Mar 22, 2016
Interviews in Japan
Doing interviews in Japan is a big part of my job.
We often read articles on interviews in Japan from the candidate point of view.
I will share with you what you can expect if you are in the position of interviewing candidates for a position in a gaishikei.
The process of interviews in Japan:
The budget:
First of all you will need a budget to recruit your candidate.
You generally submit your budget each year to your headquarter for approval (it includes budget for sales, gross margin, the opex or operating expenses, means the money you will use, ...etc)
You will also detail the positions you will need to fill.
Either a replacement (if someone left your company, in my case I am lucky as everyone is still on board) or new positions (which will have to be justified by additional sales if you recruit a sales person, or to be justified by some other reason, i.e. increase of orders in a case of an administration person, or because of some regulatory issues in the case of a regulatory affairs person or technical support person).
The preparation:
You have few different methods to find the right candidate:
1) You can ask your employees to introduce someone. (they will get some money for it).
It works sometimes, but it is risky because it involves some conflict (if the person introduced does not perform well enough, the employee who introduced him/her might feel he/she lost face, ...)
2) You can use large recruiting sites like Recruit.
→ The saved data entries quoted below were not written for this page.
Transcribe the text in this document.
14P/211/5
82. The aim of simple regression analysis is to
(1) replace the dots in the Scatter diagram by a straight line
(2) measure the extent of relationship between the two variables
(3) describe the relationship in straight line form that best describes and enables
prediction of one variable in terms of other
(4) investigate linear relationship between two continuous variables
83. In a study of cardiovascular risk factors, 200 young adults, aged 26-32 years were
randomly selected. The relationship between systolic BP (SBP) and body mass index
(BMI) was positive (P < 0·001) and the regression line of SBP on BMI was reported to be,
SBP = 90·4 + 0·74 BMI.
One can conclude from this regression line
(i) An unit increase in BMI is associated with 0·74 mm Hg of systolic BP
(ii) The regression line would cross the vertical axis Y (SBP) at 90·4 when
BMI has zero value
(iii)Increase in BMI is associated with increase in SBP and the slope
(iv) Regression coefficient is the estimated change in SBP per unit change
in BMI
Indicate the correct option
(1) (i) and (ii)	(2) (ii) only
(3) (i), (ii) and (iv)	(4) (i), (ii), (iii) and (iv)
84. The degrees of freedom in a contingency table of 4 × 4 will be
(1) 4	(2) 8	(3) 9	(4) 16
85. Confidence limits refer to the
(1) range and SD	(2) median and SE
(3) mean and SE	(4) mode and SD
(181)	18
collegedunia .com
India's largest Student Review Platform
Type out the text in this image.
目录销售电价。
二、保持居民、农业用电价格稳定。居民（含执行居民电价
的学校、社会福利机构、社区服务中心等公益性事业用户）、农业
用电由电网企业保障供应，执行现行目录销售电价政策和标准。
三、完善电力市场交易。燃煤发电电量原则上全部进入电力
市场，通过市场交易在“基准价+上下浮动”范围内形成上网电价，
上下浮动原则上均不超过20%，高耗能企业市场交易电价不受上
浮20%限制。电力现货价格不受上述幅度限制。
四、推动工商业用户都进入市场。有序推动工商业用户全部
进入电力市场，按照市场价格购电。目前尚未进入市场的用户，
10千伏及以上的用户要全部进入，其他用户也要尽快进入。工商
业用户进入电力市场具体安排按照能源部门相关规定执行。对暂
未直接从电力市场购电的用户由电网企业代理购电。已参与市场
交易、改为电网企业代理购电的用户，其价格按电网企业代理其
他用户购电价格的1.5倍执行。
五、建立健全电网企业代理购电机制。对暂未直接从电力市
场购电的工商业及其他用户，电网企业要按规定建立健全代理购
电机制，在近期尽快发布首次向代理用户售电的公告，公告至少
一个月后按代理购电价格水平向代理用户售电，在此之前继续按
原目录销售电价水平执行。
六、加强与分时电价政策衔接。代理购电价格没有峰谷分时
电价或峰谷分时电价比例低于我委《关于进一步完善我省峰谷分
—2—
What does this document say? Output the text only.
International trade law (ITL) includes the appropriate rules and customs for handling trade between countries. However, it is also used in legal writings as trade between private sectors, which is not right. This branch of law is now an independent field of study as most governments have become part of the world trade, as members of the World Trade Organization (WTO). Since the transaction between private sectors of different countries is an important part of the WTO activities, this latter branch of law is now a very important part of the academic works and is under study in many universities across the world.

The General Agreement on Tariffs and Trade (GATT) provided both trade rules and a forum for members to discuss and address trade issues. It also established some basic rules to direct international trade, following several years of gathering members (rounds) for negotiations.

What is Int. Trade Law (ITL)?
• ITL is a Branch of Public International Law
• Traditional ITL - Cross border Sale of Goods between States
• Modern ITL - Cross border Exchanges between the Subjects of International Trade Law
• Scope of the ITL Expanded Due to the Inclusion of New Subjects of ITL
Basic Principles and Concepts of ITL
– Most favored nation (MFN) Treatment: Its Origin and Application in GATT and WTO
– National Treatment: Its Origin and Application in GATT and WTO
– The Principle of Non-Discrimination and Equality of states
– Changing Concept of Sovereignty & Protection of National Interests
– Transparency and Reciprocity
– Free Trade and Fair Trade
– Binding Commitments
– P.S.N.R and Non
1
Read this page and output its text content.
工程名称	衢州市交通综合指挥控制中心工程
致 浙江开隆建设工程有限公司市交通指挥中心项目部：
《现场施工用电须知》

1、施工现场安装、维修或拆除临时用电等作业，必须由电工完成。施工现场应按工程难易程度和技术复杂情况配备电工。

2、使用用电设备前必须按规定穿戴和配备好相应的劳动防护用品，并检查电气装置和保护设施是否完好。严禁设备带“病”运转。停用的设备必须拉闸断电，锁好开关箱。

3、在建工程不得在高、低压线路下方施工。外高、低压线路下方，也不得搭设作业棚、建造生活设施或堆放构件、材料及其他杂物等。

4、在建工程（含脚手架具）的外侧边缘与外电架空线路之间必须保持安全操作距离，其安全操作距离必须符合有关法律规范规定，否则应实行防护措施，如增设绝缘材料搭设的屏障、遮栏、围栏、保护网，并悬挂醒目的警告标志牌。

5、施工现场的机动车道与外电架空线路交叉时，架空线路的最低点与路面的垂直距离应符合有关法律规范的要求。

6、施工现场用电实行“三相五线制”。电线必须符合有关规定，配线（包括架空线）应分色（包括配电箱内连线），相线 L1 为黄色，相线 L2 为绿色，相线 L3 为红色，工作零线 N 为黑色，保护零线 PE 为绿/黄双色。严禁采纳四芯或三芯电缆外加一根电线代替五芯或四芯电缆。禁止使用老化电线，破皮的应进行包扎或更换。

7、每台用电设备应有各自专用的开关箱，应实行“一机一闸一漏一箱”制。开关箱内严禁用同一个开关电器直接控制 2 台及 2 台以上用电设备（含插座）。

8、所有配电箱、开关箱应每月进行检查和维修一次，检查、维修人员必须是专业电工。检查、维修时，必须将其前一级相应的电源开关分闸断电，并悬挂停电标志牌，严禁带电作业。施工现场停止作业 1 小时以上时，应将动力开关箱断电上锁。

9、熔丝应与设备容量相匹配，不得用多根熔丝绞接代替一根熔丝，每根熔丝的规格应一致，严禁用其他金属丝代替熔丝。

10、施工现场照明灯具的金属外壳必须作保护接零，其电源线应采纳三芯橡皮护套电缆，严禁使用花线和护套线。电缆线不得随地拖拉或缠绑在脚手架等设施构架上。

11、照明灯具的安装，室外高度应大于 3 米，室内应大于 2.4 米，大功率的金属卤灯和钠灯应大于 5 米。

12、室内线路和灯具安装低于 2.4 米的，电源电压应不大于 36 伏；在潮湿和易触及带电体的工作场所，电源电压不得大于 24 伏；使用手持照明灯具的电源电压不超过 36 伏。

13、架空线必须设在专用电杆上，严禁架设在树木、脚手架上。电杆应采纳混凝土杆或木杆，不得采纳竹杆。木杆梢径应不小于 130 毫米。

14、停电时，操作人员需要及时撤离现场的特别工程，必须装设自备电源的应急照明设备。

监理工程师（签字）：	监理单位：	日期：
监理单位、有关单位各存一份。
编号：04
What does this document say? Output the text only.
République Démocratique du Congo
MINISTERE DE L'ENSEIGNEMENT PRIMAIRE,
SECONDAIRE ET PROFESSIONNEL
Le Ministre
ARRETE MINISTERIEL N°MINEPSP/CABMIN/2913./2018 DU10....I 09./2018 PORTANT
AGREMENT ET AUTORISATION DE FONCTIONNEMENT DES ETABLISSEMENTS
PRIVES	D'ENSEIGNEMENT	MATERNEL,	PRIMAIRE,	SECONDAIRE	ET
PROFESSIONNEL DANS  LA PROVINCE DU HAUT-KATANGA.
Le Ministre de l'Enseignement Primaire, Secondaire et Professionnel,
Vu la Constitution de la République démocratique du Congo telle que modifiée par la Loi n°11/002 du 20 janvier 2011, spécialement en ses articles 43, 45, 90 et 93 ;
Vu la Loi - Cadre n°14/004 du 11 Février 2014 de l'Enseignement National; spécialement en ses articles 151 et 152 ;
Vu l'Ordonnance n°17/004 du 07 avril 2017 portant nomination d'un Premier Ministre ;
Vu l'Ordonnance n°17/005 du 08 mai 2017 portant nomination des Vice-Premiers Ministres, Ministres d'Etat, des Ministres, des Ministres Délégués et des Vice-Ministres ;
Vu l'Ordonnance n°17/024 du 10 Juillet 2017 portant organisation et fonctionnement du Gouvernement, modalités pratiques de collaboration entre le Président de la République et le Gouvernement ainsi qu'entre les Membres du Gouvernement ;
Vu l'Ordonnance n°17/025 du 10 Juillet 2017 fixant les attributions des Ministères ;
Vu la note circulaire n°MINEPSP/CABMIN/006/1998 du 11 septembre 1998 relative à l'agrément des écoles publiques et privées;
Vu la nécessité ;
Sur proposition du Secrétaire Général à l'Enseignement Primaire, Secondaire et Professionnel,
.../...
You put some advertisement for the position and interested candidates will apply for it.
It can be a economical way to find the right candidate (it might cost you less than 1 Million Yen or 10K USD roughly) but you will get really a lot of resume.
If you have a human resources person to do the screening it's OK, but if you are alone to recruit (like in my case) you will not have the time to go through hundreds of resume (sometimes peoples who are totally out of your industry, with nothing matching your requirements, and who just applied "just to try")
3) You can use headhunters (more on headhunters in Japan in this post)
It's not cheap. In general they will charge you 30% to 35% of the first year salary (including bonus).
But they will do the screening by themselves and will bring you few good candidates to interview.
90% of the employees I recruited in the past few years came from this channel.
The interview process itself:
When you got the resume (ask for both Japanese resume if you can read it and English one, as sometimes information in the Japanese resume is more dense), and selected the candidates to interview, you can move to the interview phase.
One important point. If you want to keep such interviews confidential, ask the headhunters to call you only on your mobile phone and not on the company dial-in.
Why keeping such process confidential?
In case of a strategic move (i.e. creating a Joint Venture where you will need additional staff) or just because you do not want your competition or distributors to understand your next moves, you will have to keep this process confidential.
Another reason is also not to have the employees worried. If they get many calls from recruiting agencies, they might imagine that someone will be axed and might worry for their job.
So do it alone or with your human resources person if you have one.
What comes next?
•The interview: building in advance a scenario is important.
•How many interviews before to select the right candidate?
•When and how to involve the headquarter?
•Which kind of profiles you might meet during the interview phase?
•How to secure the right candidate and motivate him/her to join your company?
If you want to read more about interviews in Japan, drop me a line and I will post more on this topic.
Some other posts to read about this subject:
20 years experience in Japan. running http://directionjapan.com
French citizen in his forties living in Japan and almost 20 years working for foreign companies in Japan.
2 Comments
DaveJpn
on Mar 31
I wonder what the stance is of gaishikei on CVs or resumes. I mean (in my limited experience) it seems that the approach to these in Japan is very different from other countries. Here they seem to be very simple, standard format, and even hand-written! I had written resume/CV would never be acceptable where I come from, where these documents have to look clear, neat but at the same time have something original/unique about them to make them stand out. In a gaishikei what's the 'standard' approach? What's acceptable/no acceptable? Is it different depending on whether or not the applicant is from Japan or another country?
DirectionJapan
on Apr 10
Hello and thank you for your comments. In large gaishikei, and if you recruit new graduates from University you might get those standard Japanese type resume (you can find those forms even in convenience stores). Now if it is mid-career recruitment, most resume/CV I got were coming from recruiting agencies and were in their own standard format. For Japanese candidates I always got in general both the English and the Japanese resume/CV. So, if the person finally recruiting you in a gaishikei is a foreigner, the approach to have something clear/neat but with something unique/original is the right one.